Duckie gets it.

So I learned something because I almost made a very bad decision and thought about why I wanted to make that bad decision.

I’m working on the upstairs this evening and F1 practice was on, so I decided I was going to turn on F1 practice. Because dorky reasons I decided to plug my steam deck into a dock / display / keyboard / mouse desk I have and put the F1TV on it.

For those who don’t know, the Steam Deck is a handheld gaming device with a Linux OS. It’s not really meant to be a computer, but when you plug it into real computer stuff, it has a desktop mode where it becomes a normal Linux computer, running KDE Plasma (which is usually my favorite desktop environment).

So I’m using a linux desktop and I realize / remember I really like using a linux desktop. The list of reasons are the typical reasons… I own the hardware and the config, I can reasonably assume I’m not being spied on, it all works as I expect it to and/or I can set it up to work how I want. It just feels right. It feels comfortable and productive.

And ~1.5 years ago I was feeling the same way and very nearly went all in on linux for all my home everything. And the very bad decision I was beginning to make was in the same direction. I like my Macs but my goodness I really like linux; and I was beginning to think maybe it’s time to consider exiting the Apple ecosystem. Which is a nightmarish thought.

So I started to dissect it in my brain.

Sure, I like Linux for a lot of reasons, some of which listed above. But why is it comfortable? Why do I really like it? What’s so different? After all, all I was really doing was opening a web browser like I would on any other device to watch a video stream. Why is it different here?

Eventually I came to a theory.

Both Windows and macOS have a nightmarish feel because there’s notifications and popups and roadblocks to everything. In Linux, I can just do whatever it is I wanted to do. On macOS, I can do what I want to do - but there will be a notification of a message, an email, an application update, or whatever else.
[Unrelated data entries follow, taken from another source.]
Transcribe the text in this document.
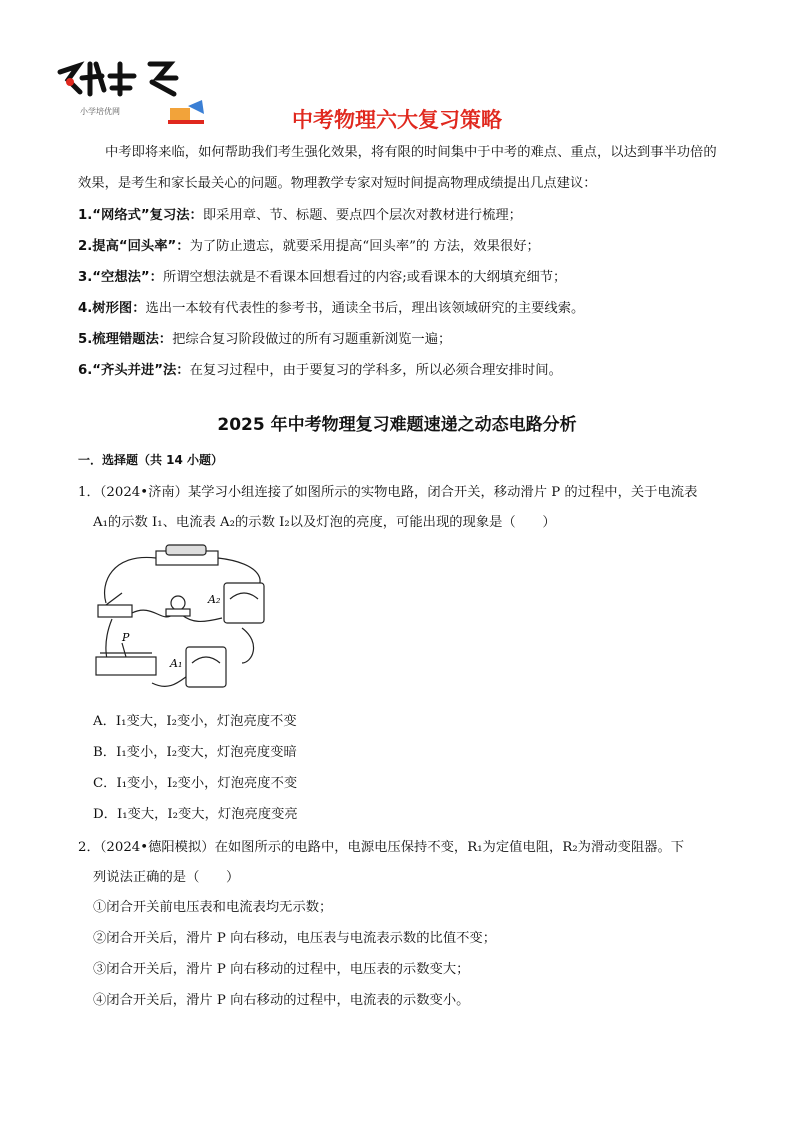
小学培优网	中考物理六大复习策略
中考即将来临，如何帮助我们考生强化效果，将有限的时间集中于中考的难点、重点，以达到事半功倍的效果，是考生和家长最关心的问题。物理教学专家对短时间提高物理成绩提出几点建议：
1.“网络式”复习法：即采用章、节、标题、要点四个层次对教材进行梳理；
2.提高“回头率”：为了防止遗忘，就要采用提高“回头率”的 方法，效果很好；
3.“空想法”：所谓空想法就是不看课本回想看过的内容;或看课本的大纲填充细节；
4.树形图：选出一本较有代表性的参考书，通读全书后，理出该领域研究的主要线索。
5.梳理错题法：把综合复习阶段做过的所有习题重新浏览一遍；
6.“齐头并进”法：在复习过程中，由于要复习的学科多，所以必须合理安排时间。
2025 年中考物理复习难题速递之动态电路分析
一．选择题（共 14 小题）
1．（2024•济南）某学习小组连接了如图所示的实物电路，闭合开关，移动滑片 P 的过程中，关于电流表
A₁的示数 I₁、电流表 A₂的示数 I₂以及灯泡的亮度，可能出现的现象是（　　）
A₂
A₁
P
A．I₁变大，I₂变小，灯泡亮度不变
B．I₁变小，I₂变大，灯泡亮度变暗
C．I₁变小，I₂变小，灯泡亮度不变
D．I₁变大，I₂变大，灯泡亮度变亮
2．（2024•德阳模拟）在如图所示的电路中，电源电压保持不变，R₁为定值电阻，R₂为滑动变阻器。下
列说法正确的是（　　）
①闭合开关前电压表和电流表均无示数；
②闭合开关后，滑片 P 向右移动，电压表与电流表示数的比值不变；
③闭合开关后，滑片 P 向右移动的过程中，电压表的示数变大；
④闭合开关后，滑片 P 向右移动的过程中，电流表的示数变小。
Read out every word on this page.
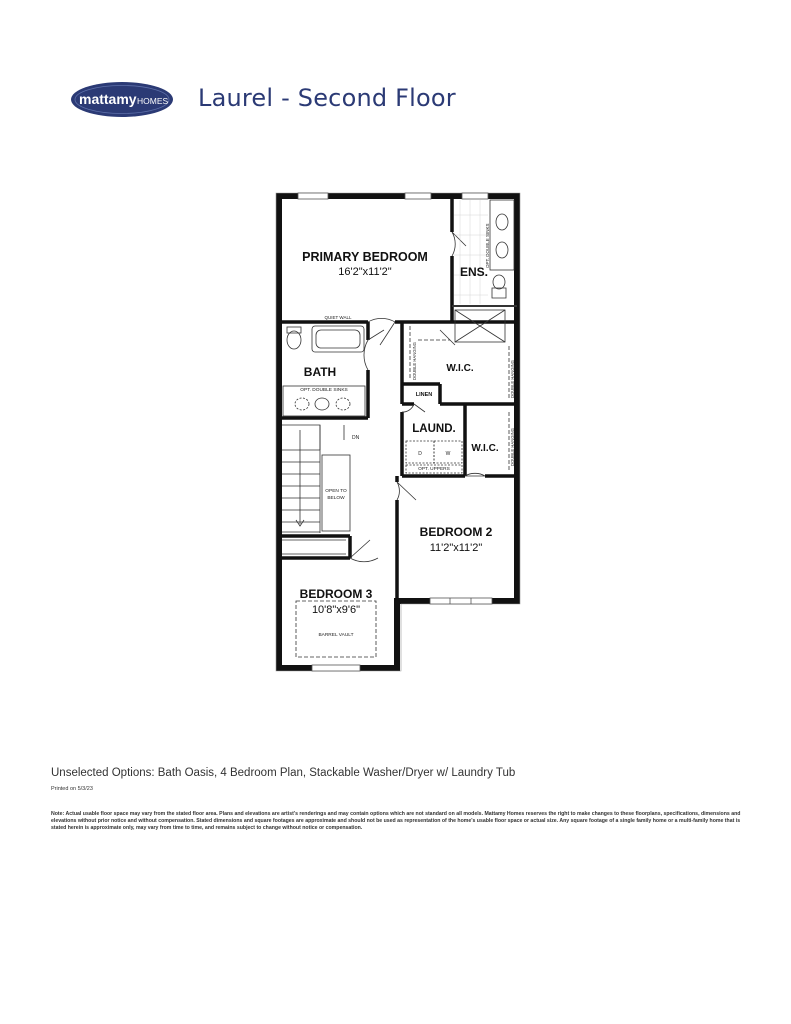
mattamy HOMES Laurel - Second Floor
PRIMARY BEDROOM
16'2"x11'2"	ENS.
BATH	W.I.C.
LINEN
LAUND.
W.I.C.
BEDROOM 2
11'2"x11'2"
BEDROOM 3
10'8"x9'6"
QUIET WALL
OPT. DOUBLE SINKS
OPT. DOUBLE SINKS
DOUBLE HANGING	DOUBLE HANGING
DOUBLE HANGING
DN
OPEN TO
BELOW
D	W
OPT. UPPERS
BARREL VAULT
Unselected Options: Bath Oasis, 4 Bedroom Plan, Stackable Washer/Dryer w/ Laundry Tub
Printed on 5/3/23
Note: Actual usable floor space may vary from the stated floor area. Plans and elevations are artist's renderings and may contain options which are not standard on all models. Mattamy Homes reserves the right to make changes to these floorplans, specifications, dimensions and elevations without prior notice and without compensation. Stated dimensions and square footages are approximate and should not be used as representation of the home's usable floor space or actual size. Any square footage of a single family home or a multi-family home that is stated herein is approximate only, may vary from time to time, and remains subject to change without notice or compensation.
Heck, macOS will even display all the notifications from your iPhone if you want that.

My Linux desktop installs never have any distracting notifications set up. I’ll get a notification if a long-running file copy is done, or some other thing I started, but I never get a notification from some task I didn’t start.

I didn’t move to Linux 1.5 years ago because I like iMessage and Photos and Mail. But the reason I like Linux is because I can’t get iMessage there. And I only check email manually. And software updates can happen silently and entirely automatically or only when I manually run an update.

I think notifications are destroying us all. They are so distracting, they break your train of thought before you can build the track for the train. I literally think notifications are breaking our ability to think.

I just opened Obsidian to write this down and I got greeted with a Release Notes page because of course I need to see that, not my content. Obviously I opened this app to read what the developers changed, not to write the stuff I came here to write.

Computers need to not be proactive. They are being pushy and breaking human brains. I’m not entirely sure what I’m going to do with these realizations yet, but it feels likely I’m going to start with turning off all notifications everywhere.